Saturday, 04/02/2011 5:21:45 PM

Saturday, April 02, 2011 5:21:45 PM

Post# of 730301
I think that shareholders do not realize that just because they believe they found one avenue of attack that there might be either a fact or law that negates taking that route which is the reason you may not be seeing the ec join in and take that route. For example, there is the contention that FICA corporate is being released without contributing compensation for those releases ...which is against Walrath's view. So say shareholders are victorious and have FICA corporate removed from the releases. It may not matter, because there is a whole area of the law which involves the question of whether the written release of one joint tortfeasor also releases the remaining joint tortfeasors. So the law could operate to release FICA corporate anyway , although not a named party in the release. I haven't researched the issue to the facts at hand, so I do not know the answer in this specific instance. But I am using it as an example to show that an issue cannot be looked at with horse blinders on. Other things have to be considered which might make something look like a sure thing not be so certain at all.
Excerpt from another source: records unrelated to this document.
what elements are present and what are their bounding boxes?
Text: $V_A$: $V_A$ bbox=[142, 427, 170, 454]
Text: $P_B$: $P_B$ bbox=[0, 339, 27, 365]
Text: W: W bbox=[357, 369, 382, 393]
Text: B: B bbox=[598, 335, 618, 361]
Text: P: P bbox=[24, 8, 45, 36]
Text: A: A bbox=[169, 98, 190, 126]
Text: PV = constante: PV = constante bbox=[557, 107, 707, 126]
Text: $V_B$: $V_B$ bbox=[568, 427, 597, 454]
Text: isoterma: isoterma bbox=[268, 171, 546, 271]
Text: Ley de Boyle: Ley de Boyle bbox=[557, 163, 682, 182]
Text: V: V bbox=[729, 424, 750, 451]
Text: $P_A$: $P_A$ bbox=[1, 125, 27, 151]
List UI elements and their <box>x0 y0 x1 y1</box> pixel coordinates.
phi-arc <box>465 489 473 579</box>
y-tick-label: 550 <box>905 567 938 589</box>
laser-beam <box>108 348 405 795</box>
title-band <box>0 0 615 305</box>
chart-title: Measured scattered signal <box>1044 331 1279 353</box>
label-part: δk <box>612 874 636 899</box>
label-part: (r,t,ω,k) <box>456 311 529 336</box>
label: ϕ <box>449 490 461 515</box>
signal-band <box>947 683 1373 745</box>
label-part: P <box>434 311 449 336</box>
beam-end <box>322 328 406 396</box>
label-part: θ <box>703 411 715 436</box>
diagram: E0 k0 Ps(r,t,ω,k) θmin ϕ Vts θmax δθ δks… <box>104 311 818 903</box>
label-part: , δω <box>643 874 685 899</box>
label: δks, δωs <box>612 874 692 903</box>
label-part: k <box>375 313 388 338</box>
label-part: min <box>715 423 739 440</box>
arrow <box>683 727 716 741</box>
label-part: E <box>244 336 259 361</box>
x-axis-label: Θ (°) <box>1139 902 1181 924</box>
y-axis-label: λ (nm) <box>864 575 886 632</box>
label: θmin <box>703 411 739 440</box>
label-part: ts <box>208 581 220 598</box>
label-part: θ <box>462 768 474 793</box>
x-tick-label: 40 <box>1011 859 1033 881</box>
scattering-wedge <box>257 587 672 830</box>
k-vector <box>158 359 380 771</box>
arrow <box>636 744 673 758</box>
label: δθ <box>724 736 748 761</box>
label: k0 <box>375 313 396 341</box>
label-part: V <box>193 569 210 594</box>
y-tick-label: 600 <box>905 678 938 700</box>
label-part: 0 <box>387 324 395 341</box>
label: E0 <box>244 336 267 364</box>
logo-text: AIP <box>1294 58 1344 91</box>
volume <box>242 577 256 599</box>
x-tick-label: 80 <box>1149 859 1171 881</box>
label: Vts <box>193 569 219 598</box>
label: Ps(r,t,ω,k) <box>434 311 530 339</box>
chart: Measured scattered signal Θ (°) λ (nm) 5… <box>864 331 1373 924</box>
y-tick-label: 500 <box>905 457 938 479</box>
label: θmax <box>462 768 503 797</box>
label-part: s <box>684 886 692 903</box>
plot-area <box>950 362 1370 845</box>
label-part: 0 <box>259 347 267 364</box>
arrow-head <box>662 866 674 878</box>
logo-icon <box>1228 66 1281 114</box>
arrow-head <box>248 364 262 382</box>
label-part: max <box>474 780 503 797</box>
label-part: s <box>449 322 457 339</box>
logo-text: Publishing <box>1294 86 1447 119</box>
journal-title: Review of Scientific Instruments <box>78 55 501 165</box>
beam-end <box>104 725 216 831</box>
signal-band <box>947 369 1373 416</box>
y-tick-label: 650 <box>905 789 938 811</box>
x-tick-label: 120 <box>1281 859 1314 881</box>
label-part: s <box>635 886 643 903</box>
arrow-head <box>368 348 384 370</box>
My thinking about no valuation evidence at the first hearing by ec, is simply this. They thought they could defeat that por without it, and technically they did. In the meantime they kept their valuation information secret so they could go about getting interested buyers or capital , so they could create a workable alternative por. The senior note holders have to be paid off someway or another , before the litigation against fdic and jpm could ever continue imho. JMHO. I think silence means settlement is near.